Hearing how others encountered toxic narratives every day, Khalid felt called to find stories to counter stereotypes about refugees and migrants. “I wanted to explore new ways to turn fear into friendship, using my personal experience to fight for justice and human rights through dialogue,” she said.
Compelled to create spaces where constructive dialogue could take place, Khalid founded “Peace Begins at Home” in 2010. Initially designed for Somali parents and children grappling with the reality of integrating into British society, Peace Begins at Home helped families find ways to discuss sensitive issues constructively where dialogue was previously absent.
As Khalid explained, migrant communities in the UK struggle as the first generation often expects to return home and have different cultural assumptions from their children who have grown up in the host country.

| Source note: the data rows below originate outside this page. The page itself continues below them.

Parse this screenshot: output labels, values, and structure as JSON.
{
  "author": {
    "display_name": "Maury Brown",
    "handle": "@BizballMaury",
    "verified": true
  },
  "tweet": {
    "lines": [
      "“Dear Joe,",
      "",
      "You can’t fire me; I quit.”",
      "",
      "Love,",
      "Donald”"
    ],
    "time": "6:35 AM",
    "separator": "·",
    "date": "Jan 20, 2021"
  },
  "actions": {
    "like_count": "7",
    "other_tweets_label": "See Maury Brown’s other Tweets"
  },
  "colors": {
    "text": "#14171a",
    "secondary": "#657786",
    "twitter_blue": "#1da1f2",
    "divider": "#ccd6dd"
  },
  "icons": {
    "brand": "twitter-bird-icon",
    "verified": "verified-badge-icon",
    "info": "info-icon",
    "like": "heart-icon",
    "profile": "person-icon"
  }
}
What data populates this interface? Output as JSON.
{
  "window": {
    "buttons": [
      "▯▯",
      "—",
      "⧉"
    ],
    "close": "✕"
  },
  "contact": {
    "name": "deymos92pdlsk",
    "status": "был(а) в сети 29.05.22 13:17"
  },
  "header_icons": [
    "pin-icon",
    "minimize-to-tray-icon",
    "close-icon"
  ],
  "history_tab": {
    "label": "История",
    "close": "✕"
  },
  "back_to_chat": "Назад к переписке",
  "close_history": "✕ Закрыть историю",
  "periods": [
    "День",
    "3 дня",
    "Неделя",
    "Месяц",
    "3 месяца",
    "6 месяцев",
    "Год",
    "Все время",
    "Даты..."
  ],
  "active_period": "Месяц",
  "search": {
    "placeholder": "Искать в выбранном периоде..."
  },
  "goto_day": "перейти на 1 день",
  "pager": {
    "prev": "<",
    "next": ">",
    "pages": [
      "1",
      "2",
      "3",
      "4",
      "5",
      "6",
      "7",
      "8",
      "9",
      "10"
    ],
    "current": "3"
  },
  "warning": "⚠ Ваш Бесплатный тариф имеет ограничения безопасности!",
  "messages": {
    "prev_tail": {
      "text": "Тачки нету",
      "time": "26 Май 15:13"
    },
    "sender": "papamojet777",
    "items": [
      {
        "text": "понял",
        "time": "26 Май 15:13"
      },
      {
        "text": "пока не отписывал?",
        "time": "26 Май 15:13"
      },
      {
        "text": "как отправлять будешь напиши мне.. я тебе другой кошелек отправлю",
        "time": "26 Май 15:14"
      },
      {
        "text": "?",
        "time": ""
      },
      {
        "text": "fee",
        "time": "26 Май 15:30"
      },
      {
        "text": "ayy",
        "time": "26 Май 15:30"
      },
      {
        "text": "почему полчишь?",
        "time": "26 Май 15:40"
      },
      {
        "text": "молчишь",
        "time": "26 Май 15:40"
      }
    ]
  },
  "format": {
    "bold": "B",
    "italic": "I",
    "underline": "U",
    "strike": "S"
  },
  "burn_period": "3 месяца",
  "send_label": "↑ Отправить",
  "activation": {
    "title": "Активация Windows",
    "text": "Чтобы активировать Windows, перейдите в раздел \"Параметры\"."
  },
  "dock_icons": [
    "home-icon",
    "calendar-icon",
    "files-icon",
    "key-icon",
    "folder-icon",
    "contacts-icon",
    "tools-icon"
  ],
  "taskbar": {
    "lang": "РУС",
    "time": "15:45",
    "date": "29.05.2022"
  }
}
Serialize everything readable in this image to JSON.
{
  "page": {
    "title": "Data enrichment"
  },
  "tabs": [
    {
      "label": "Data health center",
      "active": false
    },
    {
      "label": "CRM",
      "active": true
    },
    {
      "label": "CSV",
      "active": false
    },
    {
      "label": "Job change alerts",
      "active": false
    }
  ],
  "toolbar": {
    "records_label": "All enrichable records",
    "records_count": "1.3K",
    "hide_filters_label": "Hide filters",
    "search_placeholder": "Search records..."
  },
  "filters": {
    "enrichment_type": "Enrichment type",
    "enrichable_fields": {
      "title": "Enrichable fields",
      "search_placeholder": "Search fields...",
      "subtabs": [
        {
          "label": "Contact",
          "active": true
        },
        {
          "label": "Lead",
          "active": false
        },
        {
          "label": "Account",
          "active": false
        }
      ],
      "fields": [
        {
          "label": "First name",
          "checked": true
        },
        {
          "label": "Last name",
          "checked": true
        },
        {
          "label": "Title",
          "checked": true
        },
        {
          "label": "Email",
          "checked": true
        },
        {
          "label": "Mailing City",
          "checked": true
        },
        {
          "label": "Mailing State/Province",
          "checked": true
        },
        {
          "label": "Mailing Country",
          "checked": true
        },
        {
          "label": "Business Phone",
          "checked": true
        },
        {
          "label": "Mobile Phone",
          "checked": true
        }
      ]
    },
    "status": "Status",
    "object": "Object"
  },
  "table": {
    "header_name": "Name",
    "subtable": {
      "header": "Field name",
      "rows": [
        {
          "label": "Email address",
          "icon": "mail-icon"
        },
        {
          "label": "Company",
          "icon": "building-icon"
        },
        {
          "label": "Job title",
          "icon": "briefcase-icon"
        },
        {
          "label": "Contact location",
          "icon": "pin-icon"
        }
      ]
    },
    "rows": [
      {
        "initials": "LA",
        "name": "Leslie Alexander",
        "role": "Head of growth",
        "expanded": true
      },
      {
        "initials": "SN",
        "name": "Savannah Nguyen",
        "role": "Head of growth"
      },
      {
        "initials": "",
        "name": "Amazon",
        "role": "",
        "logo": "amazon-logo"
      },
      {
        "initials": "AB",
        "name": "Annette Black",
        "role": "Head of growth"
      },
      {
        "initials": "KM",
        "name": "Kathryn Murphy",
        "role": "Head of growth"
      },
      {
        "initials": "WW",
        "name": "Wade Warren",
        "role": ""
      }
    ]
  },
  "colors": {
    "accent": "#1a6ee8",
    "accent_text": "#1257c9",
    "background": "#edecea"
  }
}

When left unaddressed, this clash can cause misunderstanding, fear, and resentment not just between the generations but also with the host community, Khalid said.
Under the auspices of Initiatives of Change’s umbrella organisation Somali Initiatives for Dialogue and Democracy (SIDD), Peace Begins at Home offers training workshops that provide space for intergenerational dialogue to build bridges between generations, policymakers, and other local stakeholders. Beyond community division and intergenerational conflict, the workshops have also addressed religious and ideological divides, Islamic extremism, and the sharp edges of the political far-right.
Since the initial pilot phase with the Somali diaspora community in London, the dialogue training has been extended to communities in Turkey, Bangladesh, Malaysia, Syria, and Ireland and conducted over 1,000 workshops in the UK, Switzerland, Sweden, Portugal, Spain, and Germany.
With the support of a KAICIID microgrant, Khalid partnered with another Network for Dialogue member — Amanda Figueras from the Spanish organisation Foro Abraham — to conduct intercultural dialogue programmes in London and Madrid neighborhoods.
Djurić said the two Network members saw the opportunity for Jews, Muslims, and others to come together to address extremism in their respective localities. While the contexts were different, Figueras and Khalid felt the conflicts they were seeing were similar.
“That kind of cross-fertilization allowed both communities to learn from one another,” Khalid said, “the global connections enhanced the work in the heart of the communities that were effected.”
“We have learned that intergenerational conflict is not unique to a particular community,” Khalid said, “as the world becomes more complex and the gap between the generations continues to widen, we need a more integrated approach to rebuilding our fractured nations.
“These training workshops can be used and replicated to create safe space for dialogue, acceptance and solidarity, a mechanism to unite based on our common humanity,” she said.
It is important to Khalid that her work never lose its local emphasis or focus on personal transformation. Because her own journey gave her an inner purpose for doing this work, she still believes personal change is vital for interreligious, intercultural, and intergenerational dialogue to flourish.
“We are living in moments of real darkness,” she said, “but I am reminded that my passion for dialogue and conflict resolution grew from a place of deep pain. As the great poet Rumi once said, ‘the wound is where the light enters you.’”
Khalid said, “the work the Network for Dialogue and Initiatives of Change is doing allows for light to break in — giving people a deeper sense of purpose that enables you to work within yourself, in your community, and around the world.”